On The Epistemology Of Data Science written by Wolfgang Pietsch and has been published by Springer Nature this book supported file pdf, txt, epub, kindle and other format this book has been release on 2021-12-10 with Philosophy categories.


This book addresses controversies concerning the epistemological foundations of data science: Is it a genuine science? Or is data science merely some inferior practice that can at best contribute to the scientific enterprise, but cannot stand on its own? The author proposes a coherent conceptual framework with which these questions can be rigorously addressed. Readers will discover a defense of inductivism and consideration of the arguments against it: an epistemology of data science more or less by definition has to be inductivist, given that data science starts with the data. As an alternative to enumerative approaches, the author endorses Federica Russo’s recent call for a variational rationale in inductive methodology. Chapters then address some of the key concepts of an inductivist methodology including causation, probability and analogy, before outlining an inductivist framework.
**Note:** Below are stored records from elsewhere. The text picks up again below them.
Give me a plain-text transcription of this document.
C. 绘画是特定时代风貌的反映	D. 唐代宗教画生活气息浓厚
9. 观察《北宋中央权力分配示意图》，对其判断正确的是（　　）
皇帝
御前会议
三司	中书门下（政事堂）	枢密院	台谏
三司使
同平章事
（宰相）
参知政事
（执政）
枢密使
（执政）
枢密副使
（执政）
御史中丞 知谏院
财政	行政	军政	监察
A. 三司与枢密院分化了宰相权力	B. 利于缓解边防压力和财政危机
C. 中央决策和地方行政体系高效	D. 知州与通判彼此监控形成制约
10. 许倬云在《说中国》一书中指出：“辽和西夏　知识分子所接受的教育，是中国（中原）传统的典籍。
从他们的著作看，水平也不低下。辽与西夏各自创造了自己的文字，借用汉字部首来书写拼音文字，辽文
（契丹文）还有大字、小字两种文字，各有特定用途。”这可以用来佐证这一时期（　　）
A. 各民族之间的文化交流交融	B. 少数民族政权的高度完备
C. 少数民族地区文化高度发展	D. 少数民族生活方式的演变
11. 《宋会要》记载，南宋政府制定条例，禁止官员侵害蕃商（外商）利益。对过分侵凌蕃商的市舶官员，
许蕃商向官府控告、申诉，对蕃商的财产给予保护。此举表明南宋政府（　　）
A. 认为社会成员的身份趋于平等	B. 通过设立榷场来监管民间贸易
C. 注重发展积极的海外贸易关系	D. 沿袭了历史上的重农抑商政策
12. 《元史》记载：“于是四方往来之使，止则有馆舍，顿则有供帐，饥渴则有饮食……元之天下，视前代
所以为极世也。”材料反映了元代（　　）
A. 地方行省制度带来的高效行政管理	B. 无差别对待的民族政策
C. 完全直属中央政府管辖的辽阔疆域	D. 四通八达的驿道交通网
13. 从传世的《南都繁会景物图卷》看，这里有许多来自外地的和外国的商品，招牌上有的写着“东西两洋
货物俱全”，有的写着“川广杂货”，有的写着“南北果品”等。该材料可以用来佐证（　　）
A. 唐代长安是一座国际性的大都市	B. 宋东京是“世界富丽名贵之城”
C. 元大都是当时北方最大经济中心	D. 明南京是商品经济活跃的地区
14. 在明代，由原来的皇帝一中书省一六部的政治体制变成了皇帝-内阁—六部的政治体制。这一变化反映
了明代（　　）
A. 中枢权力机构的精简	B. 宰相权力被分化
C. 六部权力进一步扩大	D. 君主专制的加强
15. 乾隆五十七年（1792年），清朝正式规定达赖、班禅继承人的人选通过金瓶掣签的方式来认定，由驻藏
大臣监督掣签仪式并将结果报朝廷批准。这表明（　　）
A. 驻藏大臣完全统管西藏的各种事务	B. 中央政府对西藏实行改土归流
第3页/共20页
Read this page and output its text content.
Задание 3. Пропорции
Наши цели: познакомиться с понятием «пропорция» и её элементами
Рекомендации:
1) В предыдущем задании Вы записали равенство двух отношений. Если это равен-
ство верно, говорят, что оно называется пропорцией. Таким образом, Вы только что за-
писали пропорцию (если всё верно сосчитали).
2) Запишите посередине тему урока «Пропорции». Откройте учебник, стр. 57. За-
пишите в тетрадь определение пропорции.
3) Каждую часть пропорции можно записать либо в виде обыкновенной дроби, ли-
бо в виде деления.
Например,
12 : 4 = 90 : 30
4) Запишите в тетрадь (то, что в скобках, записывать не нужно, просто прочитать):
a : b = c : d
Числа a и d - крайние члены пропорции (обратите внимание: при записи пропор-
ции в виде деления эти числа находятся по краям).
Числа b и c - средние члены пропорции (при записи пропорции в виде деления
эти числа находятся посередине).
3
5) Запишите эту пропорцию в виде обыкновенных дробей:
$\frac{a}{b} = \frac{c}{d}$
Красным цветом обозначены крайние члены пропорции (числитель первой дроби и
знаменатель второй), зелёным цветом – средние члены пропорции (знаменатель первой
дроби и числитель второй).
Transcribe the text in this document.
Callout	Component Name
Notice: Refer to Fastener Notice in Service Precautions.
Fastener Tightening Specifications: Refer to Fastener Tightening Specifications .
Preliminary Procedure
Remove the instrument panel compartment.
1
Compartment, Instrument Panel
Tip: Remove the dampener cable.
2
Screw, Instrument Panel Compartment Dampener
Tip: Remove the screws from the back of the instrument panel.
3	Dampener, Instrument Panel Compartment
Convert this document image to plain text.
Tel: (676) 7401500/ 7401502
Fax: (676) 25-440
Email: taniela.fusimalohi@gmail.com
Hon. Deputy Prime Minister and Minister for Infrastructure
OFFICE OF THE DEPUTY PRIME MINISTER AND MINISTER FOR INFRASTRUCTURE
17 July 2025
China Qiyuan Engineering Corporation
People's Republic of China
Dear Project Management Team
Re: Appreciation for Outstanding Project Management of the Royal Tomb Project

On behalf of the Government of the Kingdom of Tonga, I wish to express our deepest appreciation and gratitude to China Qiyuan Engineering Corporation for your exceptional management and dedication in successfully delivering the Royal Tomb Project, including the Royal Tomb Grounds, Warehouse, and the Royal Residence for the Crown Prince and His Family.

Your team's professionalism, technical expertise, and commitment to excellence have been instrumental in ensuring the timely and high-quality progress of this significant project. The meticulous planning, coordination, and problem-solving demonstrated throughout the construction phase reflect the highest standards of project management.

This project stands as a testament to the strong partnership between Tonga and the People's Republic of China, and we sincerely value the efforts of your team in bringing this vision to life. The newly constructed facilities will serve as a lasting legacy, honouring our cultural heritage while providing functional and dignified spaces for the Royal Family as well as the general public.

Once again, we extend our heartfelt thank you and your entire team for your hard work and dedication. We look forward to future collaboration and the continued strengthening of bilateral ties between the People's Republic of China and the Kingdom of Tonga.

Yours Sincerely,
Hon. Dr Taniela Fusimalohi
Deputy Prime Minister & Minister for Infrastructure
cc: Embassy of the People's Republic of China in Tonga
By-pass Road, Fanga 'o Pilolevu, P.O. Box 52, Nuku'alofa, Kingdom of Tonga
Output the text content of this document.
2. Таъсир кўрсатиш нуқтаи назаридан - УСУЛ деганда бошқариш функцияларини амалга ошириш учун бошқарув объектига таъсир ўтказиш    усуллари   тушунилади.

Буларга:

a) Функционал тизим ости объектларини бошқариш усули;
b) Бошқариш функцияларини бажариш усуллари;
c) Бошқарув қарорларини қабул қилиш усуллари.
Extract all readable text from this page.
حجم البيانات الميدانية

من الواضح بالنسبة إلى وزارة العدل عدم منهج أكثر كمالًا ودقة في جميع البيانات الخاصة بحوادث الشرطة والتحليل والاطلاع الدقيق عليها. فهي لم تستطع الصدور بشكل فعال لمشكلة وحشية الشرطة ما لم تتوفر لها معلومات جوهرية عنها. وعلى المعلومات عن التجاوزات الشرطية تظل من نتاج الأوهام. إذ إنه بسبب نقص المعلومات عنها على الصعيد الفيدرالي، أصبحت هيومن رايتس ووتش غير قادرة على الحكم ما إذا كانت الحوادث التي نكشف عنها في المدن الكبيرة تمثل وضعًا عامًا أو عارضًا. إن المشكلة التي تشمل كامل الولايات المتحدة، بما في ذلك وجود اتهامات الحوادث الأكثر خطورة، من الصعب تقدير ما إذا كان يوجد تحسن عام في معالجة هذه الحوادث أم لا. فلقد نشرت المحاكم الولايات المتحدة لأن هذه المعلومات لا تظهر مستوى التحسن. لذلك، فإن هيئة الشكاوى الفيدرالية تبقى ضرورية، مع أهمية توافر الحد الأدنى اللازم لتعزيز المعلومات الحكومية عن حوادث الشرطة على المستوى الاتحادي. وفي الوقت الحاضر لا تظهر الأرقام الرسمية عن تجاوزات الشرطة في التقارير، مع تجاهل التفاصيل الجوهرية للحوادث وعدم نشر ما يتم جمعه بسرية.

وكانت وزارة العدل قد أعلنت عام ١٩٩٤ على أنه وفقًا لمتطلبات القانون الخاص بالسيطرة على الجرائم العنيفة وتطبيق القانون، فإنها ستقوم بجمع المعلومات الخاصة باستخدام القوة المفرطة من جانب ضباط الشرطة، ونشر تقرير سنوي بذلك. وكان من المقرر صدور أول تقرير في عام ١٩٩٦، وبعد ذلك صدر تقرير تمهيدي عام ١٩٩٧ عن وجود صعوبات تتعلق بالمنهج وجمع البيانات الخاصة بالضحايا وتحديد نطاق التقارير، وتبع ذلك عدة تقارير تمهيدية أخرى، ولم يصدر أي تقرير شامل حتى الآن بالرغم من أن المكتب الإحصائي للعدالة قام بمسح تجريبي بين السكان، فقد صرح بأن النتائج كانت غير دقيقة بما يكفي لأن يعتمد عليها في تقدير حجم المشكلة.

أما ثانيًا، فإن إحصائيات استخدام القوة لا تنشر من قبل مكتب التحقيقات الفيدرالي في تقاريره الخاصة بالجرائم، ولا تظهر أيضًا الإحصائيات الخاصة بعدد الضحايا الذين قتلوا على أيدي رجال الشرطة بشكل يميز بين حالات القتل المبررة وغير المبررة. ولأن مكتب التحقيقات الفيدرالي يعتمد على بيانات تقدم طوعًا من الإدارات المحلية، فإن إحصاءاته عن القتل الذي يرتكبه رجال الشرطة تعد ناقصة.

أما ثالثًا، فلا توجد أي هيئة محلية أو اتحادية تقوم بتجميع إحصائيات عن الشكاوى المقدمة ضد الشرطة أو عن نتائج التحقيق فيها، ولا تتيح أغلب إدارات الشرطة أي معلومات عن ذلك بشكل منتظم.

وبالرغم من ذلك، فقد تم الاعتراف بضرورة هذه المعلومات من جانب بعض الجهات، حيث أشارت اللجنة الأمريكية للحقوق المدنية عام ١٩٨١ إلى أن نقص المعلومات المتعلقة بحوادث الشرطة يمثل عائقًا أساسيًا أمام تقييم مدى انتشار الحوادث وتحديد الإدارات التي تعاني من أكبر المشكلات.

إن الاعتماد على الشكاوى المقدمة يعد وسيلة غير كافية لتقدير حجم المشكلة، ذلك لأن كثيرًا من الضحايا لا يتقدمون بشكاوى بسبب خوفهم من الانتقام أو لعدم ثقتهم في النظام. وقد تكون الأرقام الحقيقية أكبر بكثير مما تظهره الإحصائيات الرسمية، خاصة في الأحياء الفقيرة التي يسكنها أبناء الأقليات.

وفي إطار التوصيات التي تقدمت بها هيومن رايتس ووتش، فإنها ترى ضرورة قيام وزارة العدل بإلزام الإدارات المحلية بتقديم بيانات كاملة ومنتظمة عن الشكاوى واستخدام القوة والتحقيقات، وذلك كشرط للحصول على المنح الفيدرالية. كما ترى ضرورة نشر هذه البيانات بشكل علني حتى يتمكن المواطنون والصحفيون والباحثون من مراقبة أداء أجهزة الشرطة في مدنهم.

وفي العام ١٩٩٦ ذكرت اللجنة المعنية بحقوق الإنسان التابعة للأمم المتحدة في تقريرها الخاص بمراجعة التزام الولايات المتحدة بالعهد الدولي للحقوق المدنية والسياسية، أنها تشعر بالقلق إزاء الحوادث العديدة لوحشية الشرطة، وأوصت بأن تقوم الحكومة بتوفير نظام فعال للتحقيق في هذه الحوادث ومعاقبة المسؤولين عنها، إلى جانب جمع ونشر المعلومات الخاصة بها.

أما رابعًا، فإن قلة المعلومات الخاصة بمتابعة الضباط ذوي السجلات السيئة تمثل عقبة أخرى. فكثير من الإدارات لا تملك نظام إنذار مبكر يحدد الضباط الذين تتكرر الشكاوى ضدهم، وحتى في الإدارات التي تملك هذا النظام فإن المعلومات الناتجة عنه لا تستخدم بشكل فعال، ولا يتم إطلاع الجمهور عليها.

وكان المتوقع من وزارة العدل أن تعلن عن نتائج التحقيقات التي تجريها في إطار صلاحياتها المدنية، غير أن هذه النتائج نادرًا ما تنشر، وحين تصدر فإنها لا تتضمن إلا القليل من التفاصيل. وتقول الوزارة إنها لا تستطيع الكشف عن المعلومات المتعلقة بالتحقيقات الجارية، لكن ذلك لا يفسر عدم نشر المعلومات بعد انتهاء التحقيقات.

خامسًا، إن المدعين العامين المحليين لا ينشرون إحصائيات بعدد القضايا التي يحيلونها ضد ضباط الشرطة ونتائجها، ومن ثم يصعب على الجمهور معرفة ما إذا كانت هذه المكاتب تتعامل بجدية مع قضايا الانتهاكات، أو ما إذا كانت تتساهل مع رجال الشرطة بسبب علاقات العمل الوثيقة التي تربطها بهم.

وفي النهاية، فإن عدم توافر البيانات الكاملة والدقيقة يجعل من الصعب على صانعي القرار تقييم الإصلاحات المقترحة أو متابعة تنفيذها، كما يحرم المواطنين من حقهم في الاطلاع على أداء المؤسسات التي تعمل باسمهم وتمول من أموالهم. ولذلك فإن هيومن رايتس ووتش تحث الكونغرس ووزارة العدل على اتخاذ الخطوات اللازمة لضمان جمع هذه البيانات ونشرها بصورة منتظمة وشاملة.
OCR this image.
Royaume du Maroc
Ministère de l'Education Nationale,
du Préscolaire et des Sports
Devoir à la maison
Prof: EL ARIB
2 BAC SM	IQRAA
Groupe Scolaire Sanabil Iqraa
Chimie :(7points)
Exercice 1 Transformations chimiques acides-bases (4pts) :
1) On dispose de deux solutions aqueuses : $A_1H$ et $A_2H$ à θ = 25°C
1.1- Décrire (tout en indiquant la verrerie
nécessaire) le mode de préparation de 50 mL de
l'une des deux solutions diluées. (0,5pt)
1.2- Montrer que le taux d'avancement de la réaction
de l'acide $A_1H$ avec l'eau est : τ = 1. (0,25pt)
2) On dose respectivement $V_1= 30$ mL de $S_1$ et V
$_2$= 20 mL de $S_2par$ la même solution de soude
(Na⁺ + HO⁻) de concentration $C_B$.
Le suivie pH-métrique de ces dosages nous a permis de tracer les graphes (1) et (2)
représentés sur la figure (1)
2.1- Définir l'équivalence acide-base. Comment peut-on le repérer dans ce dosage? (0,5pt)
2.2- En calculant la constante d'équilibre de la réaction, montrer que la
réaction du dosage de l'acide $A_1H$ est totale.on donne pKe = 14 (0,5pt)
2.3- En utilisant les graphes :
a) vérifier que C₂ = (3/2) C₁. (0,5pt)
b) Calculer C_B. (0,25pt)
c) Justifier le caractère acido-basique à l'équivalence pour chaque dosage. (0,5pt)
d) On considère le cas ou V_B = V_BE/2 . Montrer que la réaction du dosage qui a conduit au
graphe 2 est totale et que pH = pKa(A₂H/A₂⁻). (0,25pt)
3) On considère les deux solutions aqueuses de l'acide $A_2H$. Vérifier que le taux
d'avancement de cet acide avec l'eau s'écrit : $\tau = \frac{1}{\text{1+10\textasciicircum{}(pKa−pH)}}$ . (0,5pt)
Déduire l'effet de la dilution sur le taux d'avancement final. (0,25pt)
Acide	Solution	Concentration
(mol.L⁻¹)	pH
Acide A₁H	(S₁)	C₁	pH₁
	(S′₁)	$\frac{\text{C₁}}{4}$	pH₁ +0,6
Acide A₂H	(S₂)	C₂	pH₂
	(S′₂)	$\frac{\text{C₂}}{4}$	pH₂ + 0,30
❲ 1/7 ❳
The inductivist framework is shown to be adequate and useful for an analysis of the epistemological foundations of data science. The author points out that many aspects of the variational rationale are present in algorithms commonly used in data science. Introductions to algorithms and brief case studies of successful data science such as machine translation are included. Data science is located with reference to several crucial distinctions regarding different kinds of scientific practices, including between exploratory and theory-driven experimentation, and between phenomenological and theoretical science. Computer scientists, philosophers and data scientists of various disciplines will find this philosophical perspective and conceptual framework of great interest, especially as a starting point for further in-depth analysis of algorithms used in data science.